“Todo el que se enaltece será humillado y el que se humilla será enaltecido." (Lc 14, 11)
La humildad no ha sido nunca una virtud de fácil aplicación. Sin embargo, todos los santos enseñan, con su vida y sus escritos, que sin ella no hay santidad posible. Pero hay muchos grados en la humildad. Está aquella que nos ayuda a reconocernos como somos, a aceptar la verdad de las correcciones que nos hacen los demás, aunque nos duela que nuestros defectos sean conocidos por los otros. Está la humildad de quienes asumen el misterio de la voluntad de Dios para sus vidas a pesar de que no entienden por qué el Señor permite ciertas cosas, ciertas desgracias. Está la humildad de los que quisieran hacer más de lo que hacen pero se ven imposibilitados por sus malas condiciones de salud o de tiempo, e incluso se ven forzados a pedir ayuda. Está la humildad del que trabaja sin esperar un aplauso o una muestra de agradecimiento, aunque la tenga más que merecida. Está también la humildad del que soporta la injusticia y la calumnia, siempre que sea él y no otro el perjudicado. Y, para poner fin a una serie que sería interminable, está la humildad del que no le importa correr el riesgo de fracasar y hacer el ridículo para hacer la voluntad de Dios, en lugar de quedarse a la expectativa esperando que sean otros los que resuelvan los problemas.

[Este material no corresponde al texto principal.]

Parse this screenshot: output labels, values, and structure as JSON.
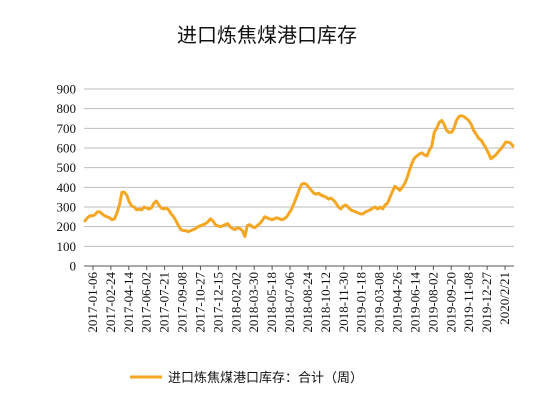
{
  "chart_data": {
    "type": "line",
    "title": "进口炼焦煤港口库存",
    "xlabel": "",
    "ylabel": "",
    "ylim": [
      0,
      900
    ],
    "yticks": [
      0,
      100,
      200,
      300,
      400,
      500,
      600,
      700,
      800,
      900
    ],
    "grid": true,
    "legend_position": "bottom",
    "x_tick_labels": [
      "2017-01-06",
      "2017-02-24",
      "2017-04-14",
      "2017-06-02",
      "2017-07-21",
      "2017-09-08",
      "2017-10-27",
      "2017-12-15",
      "2018-02-02",
      "2018-03-30",
      "2018-05-18",
      "2018-07-06",
      "2018-08-24",
      "2018-10-12",
      "2018-11-30",
      "2019-01-18",
      "2019-03-08",
      "2019-04-26",
      "2019-06-14",
      "2019-08-02",
      "2019-09-20",
      "2019-11-08",
      "2019-12-27",
      "2020/2/21"
    ],
    "series": [
      {
        "name": "进口炼焦煤港口库存：合计（周）",
        "color": "#F5A623",
        "values": [
          230,
          245,
          255,
          255,
          260,
          275,
          275,
          265,
          255,
          250,
          245,
          235,
          240,
          270,
          310,
          375,
          375,
          360,
          325,
          305,
          300,
          285,
          290,
          285,
          300,
          295,
          290,
          295,
          320,
          330,
          310,
          295,
          290,
          295,
          285,
          265,
          250,
          230,
          205,
          185,
          180,
          180,
          175,
          180,
          185,
          190,
          200,
          205,
          210,
          215,
          225,
          240,
          230,
          210,
          205,
          200,
          205,
          210,
          215,
          200,
          190,
          185,
          195,
          190,
          180,
          150,
          205,
          210,
          200,
          195,
          205,
          215,
          230,
          250,
          245,
          240,
          235,
          240,
          245,
          240,
          235,
          240,
          250,
          270,
          290,
          320,
          350,
          385,
          415,
          420,
          415,
          400,
          385,
          370,
          365,
          370,
          360,
          355,
          350,
          340,
          345,
          335,
          320,
          300,
          290,
          305,
          310,
          300,
          285,
          280,
          275,
          270,
          265,
          265,
          275,
          280,
          285,
          295,
          300,
          290,
          300,
          290,
          310,
          320,
          350,
          380,
          405,
          395,
          385,
          400,
          420,
          450,
          490,
          525,
          550,
          560,
          570,
          575,
          565,
          560,
          590,
          610,
          680,
          700,
          730,
          740,
          720,
          690,
          680,
          680,
          700,
          740,
          760,
          765,
          760,
          750,
          740,
          720,
          690,
          670,
          650,
          640,
          620,
          600,
          575,
          545,
          555,
          565,
          580,
          595,
          610,
          630,
          630,
          625,
          610
        ]
      }
    ]
  }
}
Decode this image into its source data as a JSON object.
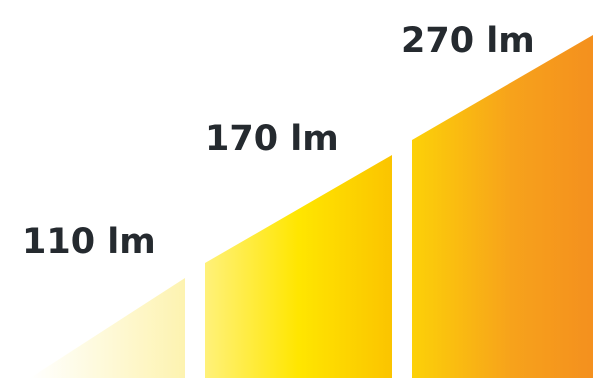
{
  "steps": [
    {
      "label": "110 lm",
      "lumens": 110
    },
    {
      "label": "170 lm",
      "lumens": 170
    },
    {
      "label": "270 lm",
      "lumens": 270
    }
  ],
  "colors": {
    "pale_yellow": "#fdf3b0",
    "yellow": "#ffe600",
    "golden": "#fbc400",
    "orange": "#f7a21b",
    "deep_orange": "#f4901e",
    "label_text": "#252a2f",
    "background": "#ffffff"
  }
}
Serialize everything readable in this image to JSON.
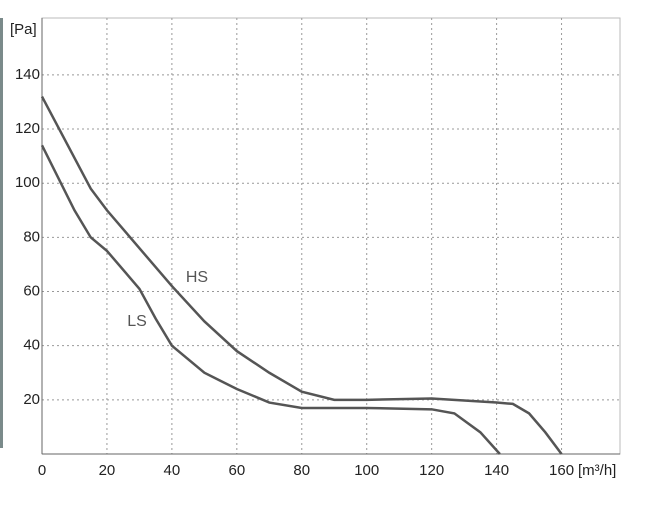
{
  "chart_data": {
    "type": "line",
    "x_label": "[m³/h]",
    "y_label": "[Pa]",
    "series": [
      {
        "name": "HS",
        "color": "#555555",
        "x": [
          0,
          15,
          20,
          40,
          50,
          60,
          70,
          80,
          90,
          100,
          120,
          140,
          145,
          150,
          155,
          160
        ],
        "values": [
          132,
          98,
          90,
          62,
          49,
          38,
          30,
          23,
          20,
          20,
          20.5,
          19,
          18.5,
          15,
          8,
          0
        ]
      },
      {
        "name": "LS",
        "color": "#555555",
        "x": [
          0,
          10,
          15,
          20,
          30,
          35,
          40,
          50,
          60,
          70,
          80,
          100,
          120,
          127,
          135,
          141
        ],
        "values": [
          114,
          90,
          80,
          75,
          61,
          50,
          40,
          30,
          24,
          19,
          17,
          17,
          16.5,
          15,
          8,
          0
        ]
      }
    ],
    "xlim": [
      0,
      178
    ],
    "xticks": [
      0,
      20,
      40,
      60,
      80,
      100,
      120,
      140,
      160
    ],
    "ylim": [
      0,
      161
    ],
    "yticks": [
      20,
      40,
      60,
      80,
      100,
      120,
      140
    ],
    "grid": true
  }
}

Pero, para vivir esa humildad, hace falta algo, sin lo cual resulta no sólo difícil sino imposible. Hace falta estar enamorado del Cristo humilde y, por Él y para ser como Él, asumir todo lo que Dios quiere o permite que ocurra en nuestra propia vida. Por Él, pero también con Él, pues sin su ayuda no podemos hacer nada. Por Él y como María, la gran maestra de la humildad, la que nos enseña a hacer la voluntad de Dios con sencillez, sin darnos importancia y aceptando el misterio de los renglones torcidos de Dios.